Quindi, per l’opera e per l’anarchia, Agamben ripropone l’argomento filosofico che aveva applicato alla vita, al diritto e al linguaggio nei volumi di Homo sacer. A fronte di un dispositivo duale, fondato sull’autoriferimento, egli si impegna a creare concetti che lo rendano inattivo, che lo sospendano. Tali concetti non possono coincidere con la scelta di uno o dell’altro polo del dispositivo. Per disattivarlo occorre invece situarsi e stare, contemplanti, nell’indistinzione fra i due: «La soglia di indiscernibilità è il centro della macchina ontologico-politica: se la si raggiunge e ci si tiene in essa, la macchina non può più funzionare» (Agamben 2014, p. 304). Così, non si tratta di ritrovare la solidità perduta dell’essere, come in Homo sacer non si trattava di tornare a una zoē prima della sua distinzione dal bíos. Una tale solidità, infatti, dato il potere pre-supponente dell’ontologia e della politica, non c’è ed è come se non ci fosse mai stata. Bisogna invece stare nell’anarchia presente per trovare la «vera anarchia», come bisognava stare nell’indistinzione fra zoē e bíos per trovare una forma-di-vita.

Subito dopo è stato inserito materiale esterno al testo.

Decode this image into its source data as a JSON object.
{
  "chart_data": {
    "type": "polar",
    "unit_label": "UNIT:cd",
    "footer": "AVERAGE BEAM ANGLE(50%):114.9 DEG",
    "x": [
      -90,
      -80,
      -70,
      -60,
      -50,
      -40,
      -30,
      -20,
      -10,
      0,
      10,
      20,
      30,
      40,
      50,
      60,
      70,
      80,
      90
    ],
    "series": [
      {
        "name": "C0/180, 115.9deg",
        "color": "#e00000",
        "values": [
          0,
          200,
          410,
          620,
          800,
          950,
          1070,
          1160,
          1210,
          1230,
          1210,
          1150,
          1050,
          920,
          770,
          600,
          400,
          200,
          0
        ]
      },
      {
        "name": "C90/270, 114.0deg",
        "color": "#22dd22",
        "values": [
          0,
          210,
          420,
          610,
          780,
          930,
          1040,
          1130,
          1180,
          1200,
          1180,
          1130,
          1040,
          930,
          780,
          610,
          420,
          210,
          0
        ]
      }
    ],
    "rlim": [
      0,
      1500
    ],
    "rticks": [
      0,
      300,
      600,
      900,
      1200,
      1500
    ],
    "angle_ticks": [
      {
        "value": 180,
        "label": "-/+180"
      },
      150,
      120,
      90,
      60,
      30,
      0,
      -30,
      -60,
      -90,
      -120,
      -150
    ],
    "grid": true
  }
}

Le conclusioni del libro sono dunque vicine a quelle de L’uso dei corpi: nella «potenza destituente» e nell’inoperosità «è in questione la capacità di disattivare e rendere inoperante qualcosa – un potere, una funzione, un’operazione umana – senza semplicemente distruggerlo, ma liberando le potenzialità che in esso erano rimaste inattuate per permetterne così un uso diverso» (p. 345). Il paradigma dell’uso torna in Creazione e anarchia come possibilità di disattivazione della trappola ontologica, linguistica, politica (e artistica) in cui ci troviamo presi.

Riferimenti bibliografici
G. Agamben, Creazione e anarchia. L’opera nell’età della religione capitalistica, Neri Pozza, Milano 2017.
Id., Homo Sacer. Il potere sovrano e la nuda vita, Einaudi, Torino 2005.
Id, L’uso dei corpi, Neri Pozza, Milano 2014.